Photo: Ben Bos, 2013
par Steven Heller
Photo: Ben Bos, 2013
An exhibit and book about the work of typographer Philippe Apeloig marks the culmination of an extraordinary career and, he says, the start of a new artistic phase.
To the uninitiated, the art of typography may not sound like much of an art at all. Anyone can mess with fonts, right? The truth, though, is that even trained veteran graphic designers can be poor typographers—it is not easy to be good.
But Philippe Apeloig, a French poster designer and typographer, is good. One of the best, actually. Last Friday marked the final day of a six-month retrospective exhibition, “Typorama, Philippe Apeloig, Design graphique,” at the prestigious Musee Les Arts Decoratifs in Paris, feting Apeloig’s life work and achievements. The exhibit showed off his posters, typefaces, books, and corporate identities, celebrating his contributions to French design culture. Design connoisseurs in America, meanwhile, can check out an inclusive monograph, Typorama: The Graphic Work of Philippe Apeloig, from Thames + Hudson.
The book follows Apeloig’s creative trajectory from bouts with Modernism and Postmodernism, from his adherence to and emancipation from the classic grid, to his increasingly abstract experimentation with type, image, and color. You can see how there evolved a distinct Apeloig character or style that is at once ordered and anarchic. After assimilating a range of influences from the likes of digital queen April Greiman, typemasters Wolfgang Weingart, Wim Crouwel and others, Apeloig’s approach is decidedly and distinctly his own.
After touring through the exhibition in Paris last December, I asked Apeloig to tell me how his design ethos came about. He explained that his “sensitivity for typography” emerged from what he learned as an intern at the Dutch firm Total Design, known for its Modernist rigors, which inspired him “into the objectivizing functionalism, rigorous and abstract aesthetic.” Apeloig added that he sees himself as the French link to the Dutch design approach. “However,” he said, “I have other influences from pictorial, literature, and performing-art resources that impacted my vision and my way of being a designer—something unpredictably French that connects me to a more lyrical, emotional, and expressionist design.”

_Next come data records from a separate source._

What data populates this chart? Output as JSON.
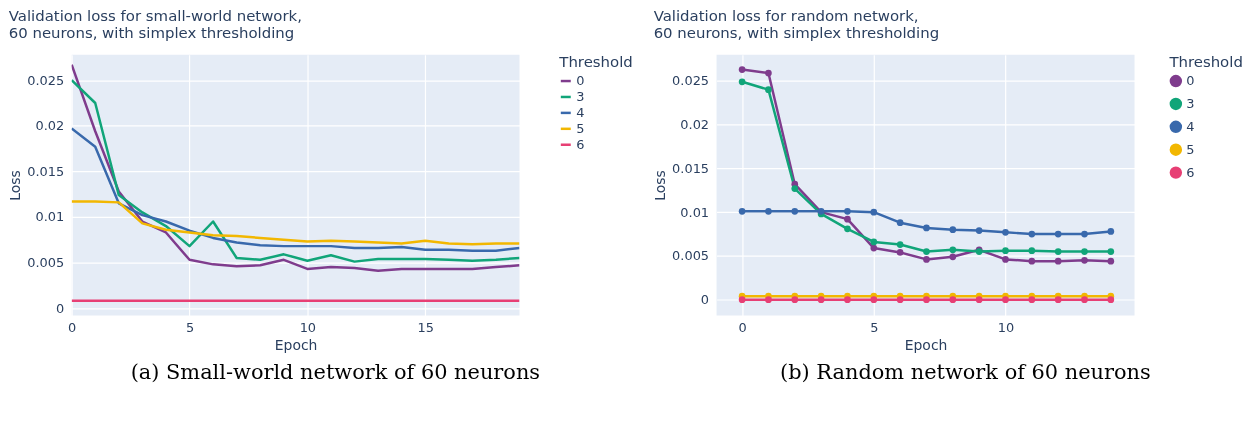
{
  "chart_data": [
    {
      "type": "line",
      "title": "Validation loss for small-world network,\n60 neurons, with simplex thresholding",
      "xlabel": "Epoch",
      "ylabel": "Loss",
      "legend_title": "Threshold",
      "legend": "right",
      "grid": true,
      "line_style": "solid",
      "x": [
        0,
        1,
        2,
        3,
        4,
        5,
        6,
        7,
        8,
        9,
        10,
        11,
        12,
        13,
        14,
        15,
        16,
        17,
        18,
        19
      ],
      "xlim": [
        0,
        19
      ],
      "xticks": [
        0,
        5,
        10,
        15
      ],
      "ylim": [
        -0.0008,
        0.0278
      ],
      "yticks": [
        0,
        0.005,
        0.01,
        0.015,
        0.02,
        0.025
      ],
      "series": [
        {
          "name": "0",
          "color": "#7f3c8d",
          "values": [
            0.0267,
            0.0194,
            0.0128,
            0.0095,
            0.0083,
            0.0053,
            0.0048,
            0.0046,
            0.0047,
            0.0053,
            0.0043,
            0.0045,
            0.0044,
            0.0041,
            0.0043,
            0.0043,
            0.0043,
            0.0043,
            0.0045,
            0.0047
          ]
        },
        {
          "name": "3",
          "color": "#11a579",
          "values": [
            0.025,
            0.0225,
            0.0124,
            0.0105,
            0.009,
            0.0068,
            0.0095,
            0.0055,
            0.0053,
            0.0059,
            0.0052,
            0.0058,
            0.0051,
            0.0054,
            0.0054,
            0.0054,
            0.0053,
            0.0052,
            0.0053,
            0.0055
          ]
        },
        {
          "name": "4",
          "color": "#3969ac",
          "values": [
            0.0197,
            0.0177,
            0.0115,
            0.0102,
            0.0095,
            0.0085,
            0.0077,
            0.0072,
            0.0069,
            0.0068,
            0.0068,
            0.0068,
            0.0066,
            0.0066,
            0.0067,
            0.0064,
            0.0064,
            0.0063,
            0.0063,
            0.0066
          ]
        },
        {
          "name": "5",
          "color": "#f2b701",
          "values": [
            0.0117,
            0.0117,
            0.0116,
            0.0093,
            0.0086,
            0.0083,
            0.008,
            0.0079,
            0.0077,
            0.0075,
            0.0073,
            0.0074,
            0.0073,
            0.0072,
            0.0071,
            0.0074,
            0.0071,
            0.007,
            0.0071,
            0.0071
          ]
        },
        {
          "name": "6",
          "color": "#e73f74",
          "values": [
            0.0008,
            0.0008,
            0.0008,
            0.0008,
            0.0008,
            0.0008,
            0.0008,
            0.0008,
            0.0008,
            0.0008,
            0.0008,
            0.0008,
            0.0008,
            0.0008,
            0.0008,
            0.0008,
            0.0008,
            0.0008,
            0.0008,
            0.0008
          ]
        }
      ],
      "annotations": [
        "(a) Small-world network of 60 neurons"
      ]
    },
    {
      "type": "line",
      "title": "Validation loss for random network,\n60 neurons, with simplex thresholding",
      "xlabel": "Epoch",
      "ylabel": "Loss",
      "legend_title": "Threshold",
      "legend": "right",
      "grid": true,
      "line_style": "solid",
      "marker": "circle",
      "x": [
        0,
        1,
        2,
        3,
        4,
        5,
        6,
        7,
        8,
        9,
        10,
        11,
        12,
        13,
        14
      ],
      "xlim": [
        -0.97,
        14.9
      ],
      "xticks": [
        0,
        5,
        10
      ],
      "ylim": [
        -0.0018,
        0.028
      ],
      "yticks": [
        0,
        0.005,
        0.01,
        0.015,
        0.02,
        0.025
      ],
      "series": [
        {
          "name": "0",
          "color": "#7f3c8d",
          "values": [
            0.0263,
            0.0259,
            0.0132,
            0.01,
            0.0092,
            0.0059,
            0.0054,
            0.0046,
            0.0049,
            0.0057,
            0.0046,
            0.0044,
            0.0044,
            0.0045,
            0.0044
          ]
        },
        {
          "name": "3",
          "color": "#11a579",
          "values": [
            0.0249,
            0.024,
            0.0127,
            0.0098,
            0.0081,
            0.0066,
            0.0063,
            0.0055,
            0.0057,
            0.0055,
            0.0056,
            0.0056,
            0.0055,
            0.0055,
            0.0055
          ]
        },
        {
          "name": "4",
          "color": "#3969ac",
          "values": [
            0.0101,
            0.0101,
            0.0101,
            0.0101,
            0.0101,
            0.01,
            0.0088,
            0.0082,
            0.008,
            0.0079,
            0.0077,
            0.0075,
            0.0075,
            0.0075,
            0.0078
          ]
        },
        {
          "name": "5",
          "color": "#f2b701",
          "values": [
            0.0004,
            0.0004,
            0.0004,
            0.0004,
            0.0004,
            0.0004,
            0.0004,
            0.0004,
            0.0004,
            0.0004,
            0.0004,
            0.0004,
            0.0004,
            0.0004,
            0.0004
          ]
        },
        {
          "name": "6",
          "color": "#e73f74",
          "values": [
            0,
            0,
            0,
            0,
            0,
            0,
            0,
            0,
            0,
            0,
            0,
            0,
            0,
            0,
            0
          ]
        }
      ],
      "annotations": [
        "(b) Random network of 60 neurons"
      ]
    }
  ]
}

Typical French design, he explained, can be described as the result of “multiple interpretations coming from the Swiss influence (Adrian Frutiger and Jean Widmer), the Polish school of posters (Roman Cieslewicz), advertising and the hand drawing (Savignac), the French tradition for stylish and exuberant typography (Roger Excoffon) and avant-garde publishing (Massin and Faucheux).” In some way, he noted with a French turn-of-phrase, “I was contaminated by all of them.”
Apeloig’s work is unapologetically cerebral, yet he also injects emotional bits that are revealed in three standout features of Typorama. First, many posters offer multiple iterations (sometimes as many as nine each) on a single theme, with results that and are often radically different from one another and yet nonetheless show Apeloig’s mathematical precision. Second, pages in the book (and videos in the exhibition) evince how Apeloig rhythmically orchestrates his custom letters to match the themes of his posters. Third, his custom typefaces, almost all of them variations of the stencil family (which are Apeloig’s favorites because stencils are such unpretentious letterforms) reveal a playful approach to making letters.
After well over 30 years, Apeloig added that his work “belongs to the French design context and history” because he contributed to such important cultural institutions such as the Musée d’Orsay and others for which he designed corporate identities, books, and covers.
At 51, Apeloig sees the exhibition and book as the beginning of the next stage. “Very often I think about taking another direction in the creative field, simply because I never ever [planned] to become a designer,” he said. “My heart was in painting, drawing, and literature, and it still resonates. Today, I wish I can be strong enough, well prepared enough in my mind, to consider that my contribution to graphic design can end slowly after the exhibition is over and the Typorama book is published. I am aware that keeping working the same way doesn’t represent the same challenge any more. And I need new dreams.”